Preoperative preparation includes antithyroid medication, stable (cold) iodine treatment (to decrease gland vascularity), and beta-blocker therapy.
Generally, antithyroid drug therapy should be administered until thyroid functions normalize (4-8 wk).
Titrate propranolol until the resting pulse rate is less than 80 bpm.
Finally, administer iodide as SSKI (1-2 drops bid for 10-14 d) before surgery.
An additional benefit from stable iodide therapy, besides the reduction in thyroid hormone excretion, is a demonstrated decrease in thyroid blood flow and possible reduction in blood loss during surgery.
Adverse effects of therapy include recurrent laryngeal nerve damage and hypoparathyroidism due to damage of local structures during surgery.
Consultations
Generally, thyrotoxicosis should be evaluated and treated by an endocrinologist.
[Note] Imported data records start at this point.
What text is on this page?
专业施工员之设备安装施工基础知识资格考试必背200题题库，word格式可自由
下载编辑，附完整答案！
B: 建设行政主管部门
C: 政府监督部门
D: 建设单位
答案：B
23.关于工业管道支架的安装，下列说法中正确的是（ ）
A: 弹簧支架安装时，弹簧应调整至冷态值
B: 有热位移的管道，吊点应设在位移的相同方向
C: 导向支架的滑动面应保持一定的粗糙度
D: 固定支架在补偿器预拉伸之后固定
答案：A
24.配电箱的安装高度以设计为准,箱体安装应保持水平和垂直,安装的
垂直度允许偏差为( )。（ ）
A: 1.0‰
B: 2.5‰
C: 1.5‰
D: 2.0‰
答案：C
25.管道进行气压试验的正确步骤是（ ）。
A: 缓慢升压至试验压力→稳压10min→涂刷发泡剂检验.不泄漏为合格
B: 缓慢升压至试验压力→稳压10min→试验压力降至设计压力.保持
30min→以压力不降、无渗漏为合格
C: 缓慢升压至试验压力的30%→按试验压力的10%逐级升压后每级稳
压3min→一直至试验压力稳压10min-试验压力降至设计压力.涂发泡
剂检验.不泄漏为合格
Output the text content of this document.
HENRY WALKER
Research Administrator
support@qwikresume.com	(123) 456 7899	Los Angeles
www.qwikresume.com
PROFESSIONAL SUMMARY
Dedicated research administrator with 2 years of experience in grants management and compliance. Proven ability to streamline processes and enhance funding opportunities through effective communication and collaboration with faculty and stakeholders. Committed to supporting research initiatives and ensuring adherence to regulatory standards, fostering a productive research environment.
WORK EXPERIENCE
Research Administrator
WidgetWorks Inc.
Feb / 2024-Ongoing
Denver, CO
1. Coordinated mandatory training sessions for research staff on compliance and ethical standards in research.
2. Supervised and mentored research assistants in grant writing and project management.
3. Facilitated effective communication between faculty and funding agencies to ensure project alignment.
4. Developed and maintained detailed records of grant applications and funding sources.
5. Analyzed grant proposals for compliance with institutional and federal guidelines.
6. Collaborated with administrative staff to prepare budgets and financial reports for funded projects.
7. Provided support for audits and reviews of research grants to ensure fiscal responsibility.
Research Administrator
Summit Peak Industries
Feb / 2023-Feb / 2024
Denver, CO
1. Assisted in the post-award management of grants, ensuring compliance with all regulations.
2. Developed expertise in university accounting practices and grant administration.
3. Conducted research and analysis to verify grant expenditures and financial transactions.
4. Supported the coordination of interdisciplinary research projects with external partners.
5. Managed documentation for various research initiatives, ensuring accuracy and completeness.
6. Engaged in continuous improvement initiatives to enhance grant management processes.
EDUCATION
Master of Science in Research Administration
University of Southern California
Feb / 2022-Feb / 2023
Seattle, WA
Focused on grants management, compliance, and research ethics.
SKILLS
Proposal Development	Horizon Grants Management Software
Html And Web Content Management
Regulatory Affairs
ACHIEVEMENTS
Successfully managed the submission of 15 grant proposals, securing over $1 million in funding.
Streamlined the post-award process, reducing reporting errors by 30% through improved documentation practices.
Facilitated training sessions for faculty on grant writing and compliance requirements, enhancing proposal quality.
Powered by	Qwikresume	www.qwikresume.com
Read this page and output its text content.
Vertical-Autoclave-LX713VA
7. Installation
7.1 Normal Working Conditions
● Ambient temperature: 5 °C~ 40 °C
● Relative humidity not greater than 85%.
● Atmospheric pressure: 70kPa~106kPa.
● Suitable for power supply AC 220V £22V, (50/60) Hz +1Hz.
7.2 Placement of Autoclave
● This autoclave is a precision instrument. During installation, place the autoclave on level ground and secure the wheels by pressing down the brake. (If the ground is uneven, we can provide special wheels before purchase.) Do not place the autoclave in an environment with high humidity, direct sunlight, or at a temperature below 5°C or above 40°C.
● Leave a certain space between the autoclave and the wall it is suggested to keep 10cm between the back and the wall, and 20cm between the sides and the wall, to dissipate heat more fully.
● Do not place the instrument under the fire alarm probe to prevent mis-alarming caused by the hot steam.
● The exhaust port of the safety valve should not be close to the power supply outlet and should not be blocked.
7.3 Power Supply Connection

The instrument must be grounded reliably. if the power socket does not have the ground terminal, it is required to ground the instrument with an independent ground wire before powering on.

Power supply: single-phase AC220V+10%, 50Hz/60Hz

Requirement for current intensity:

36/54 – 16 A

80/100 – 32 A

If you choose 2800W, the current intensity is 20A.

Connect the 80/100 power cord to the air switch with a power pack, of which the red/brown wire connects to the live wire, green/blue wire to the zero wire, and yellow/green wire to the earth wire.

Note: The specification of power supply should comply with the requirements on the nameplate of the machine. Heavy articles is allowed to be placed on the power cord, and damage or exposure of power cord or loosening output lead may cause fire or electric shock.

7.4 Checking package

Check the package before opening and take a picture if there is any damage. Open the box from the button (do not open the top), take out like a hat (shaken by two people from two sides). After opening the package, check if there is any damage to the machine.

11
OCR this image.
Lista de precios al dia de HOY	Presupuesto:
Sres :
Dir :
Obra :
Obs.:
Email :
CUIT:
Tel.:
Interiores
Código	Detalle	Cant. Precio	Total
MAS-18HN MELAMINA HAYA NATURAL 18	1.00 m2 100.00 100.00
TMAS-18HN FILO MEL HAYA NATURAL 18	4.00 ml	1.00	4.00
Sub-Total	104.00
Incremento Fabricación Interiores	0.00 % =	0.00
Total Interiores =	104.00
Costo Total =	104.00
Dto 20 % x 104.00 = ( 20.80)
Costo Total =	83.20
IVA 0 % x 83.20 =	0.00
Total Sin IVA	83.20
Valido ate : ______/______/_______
Therapy including radioactive iodine and antithyroid medication requires careful follow-up, which is best performed by a specialist.
Generally, after definitive therapy is completed with radioactive iodine or surgical thyroidectomy, the patient can be cared for by the primary care doctor (with thyroid hormone replacement therapy if necessary).
Patients with Graves thyrotoxicosis should be examined by an ophthalmologist for thyroid eye disease, which occurs in some form in 50% of patients. Often the eye disease is subclinical and remits with time. The eye disease usually occurs within 1 year (before or after) of the diagnosis of hyperthyroidism, but new-onset has been detected decades later. Graves eye disease also can occur without the patient ever having developed hyperthyroidism.
Diet
No special diet must be followed by patients with thyroid disease.
Notably, excess amounts of iodide found in some expectorants, x-ray contrast dyes, seaweed tablets, and health food supplements should be avoided because the iodide interferes with or complicates the management of both antithyroid and radioactive iodine therapies.
Activity
Often, in otherwise healthy patients with hyperthyroidism, exercise tolerance is not affected significantly. For these people, no reduction in physical activity is necessary. For elderly patients or for those with cardiopulmonary comorbidities, a decrease in activity is prudent until hyperthyroidism is medically controlled.
Often with severe thyrotoxicosis, systolic and diastolic cardiac dysfunction manifested by dyspnea upon exertion exists.
Often, beta-blocker therapy greatly improves exercise tolerance until thyroid hormones levels are reduced by other therapies.